Even before the pandemic brought economic shutdown and the collapse of tourism, the outlook for Japan’s sprawling, technology-shy regional lenders did not look good.

Japan’s 100-plus regional lenders have more combined assets than the entire Italian banking system but were beginning to look like a chronic, unsolvable problem after dealing with two decades of ultra-low interest rates plus an ageing, shrinking population and a moribund regional economy.

The virus, which hit regional economies particularly hard and redoubled the lock on low rates, appeared only to make the situation worse.

In the longer term, however, some are hopeful that the crisis may have offered some chance of salvation by finally normalising digital transactions.

A recent report by Moody’s, the rating agency, said Covid-led acceleration was credit-positive for the sector. “Banking digitalisation will gain speed as the coronavirus outbreak leads more consumers to embrace electronic transactions,” argues analyst Tetsuya Yamamoto.

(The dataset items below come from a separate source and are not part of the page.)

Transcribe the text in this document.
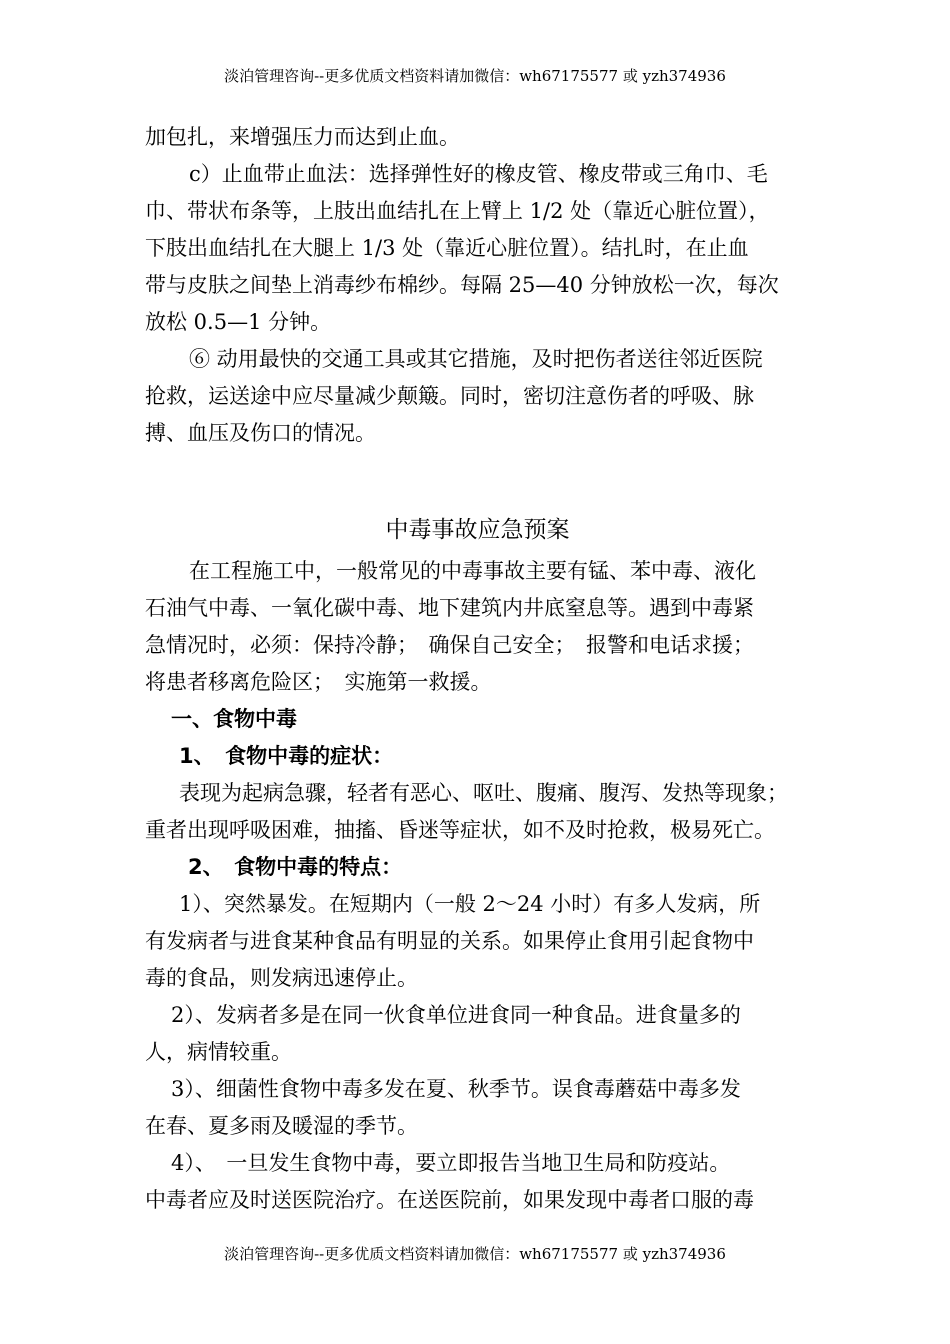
淡泊管理咨询--更多优质文档资料请加微信：wh67175577 或 yzh374936
加包扎，来增强压力而达到止血。
c）止血带止血法：选择弹性好的橡皮管、橡皮带或三角巾、毛
巾、带状布条等，上肢出血结扎在上臂上 1/2 处（靠近心脏位置），
下肢出血结扎在大腿上 1/3 处（靠近心脏位置）。结扎时，在止血
带与皮肤之间垫上消毒纱布棉纱。每隔 25—40 分钟放松一次，每次
放松 0.5—1 分钟。
⑥ 动用最快的交通工具或其它措施，及时把伤者送往邻近医院
抢救，运送途中应尽量减少颠簸。同时，密切注意伤者的呼吸、脉
搏、血压及伤口的情况。
中毒事故应急预案
在工程施工中，一般常见的中毒事故主要有锰、苯中毒、液化
石油气中毒、一氧化碳中毒、地下建筑内井底窒息等。遇到中毒紧
急情况时，必须：保持冷静；　确保自己安全；　报警和电话求援；
将患者移离危险区；　实施第一救援。
一、食物中毒
1、　食物中毒的症状：
表现为起病急骤，轻者有恶心、呕吐、腹痛、腹泻、发热等现象；
重者出现呼吸困难，抽搐、昏迷等症状，如不及时抢救，极易死亡。
2、　食物中毒的特点：
1）、突然暴发。在短期内（一般 2～24 小时）有多人发病，所
有发病者与进食某种食品有明显的关系。如果停止食用引起食物中
毒的食品，则发病迅速停止。
2）、发病者多是在同一伙食单位进食同一种食品。进食量多的
人，病情较重。
3）、细菌性食物中毒多发在夏、秋季节。误食毒蘑菇中毒多发
在春、夏多雨及暖湿的季节。
4）、　一旦发生食物中毒，要立即报告当地卫生局和防疫站。
中毒者应及时送医院治疗。在送医院前，如果发现中毒者口服的毒
淡泊管理咨询--更多优质文档资料请加微信：wh67175577 或 yzh374936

If that prediction holds true, it will be a transformation worth watching, especially as Japan’s three megabanks — MUFG, SMFG and Mizuho — have recently unveiled important partnerships with major technology companies — Grab, SBI and SoftBank respectively. 

Less than a quarter of Japanese consumer transactions were completed electronically in 2018, according to a trade ministry report. Customer resistance to digitisation has allowed regional banks to become symbols of low-tech financial services, with an emphasis on paper documents, physical stamps and services only available over the counter.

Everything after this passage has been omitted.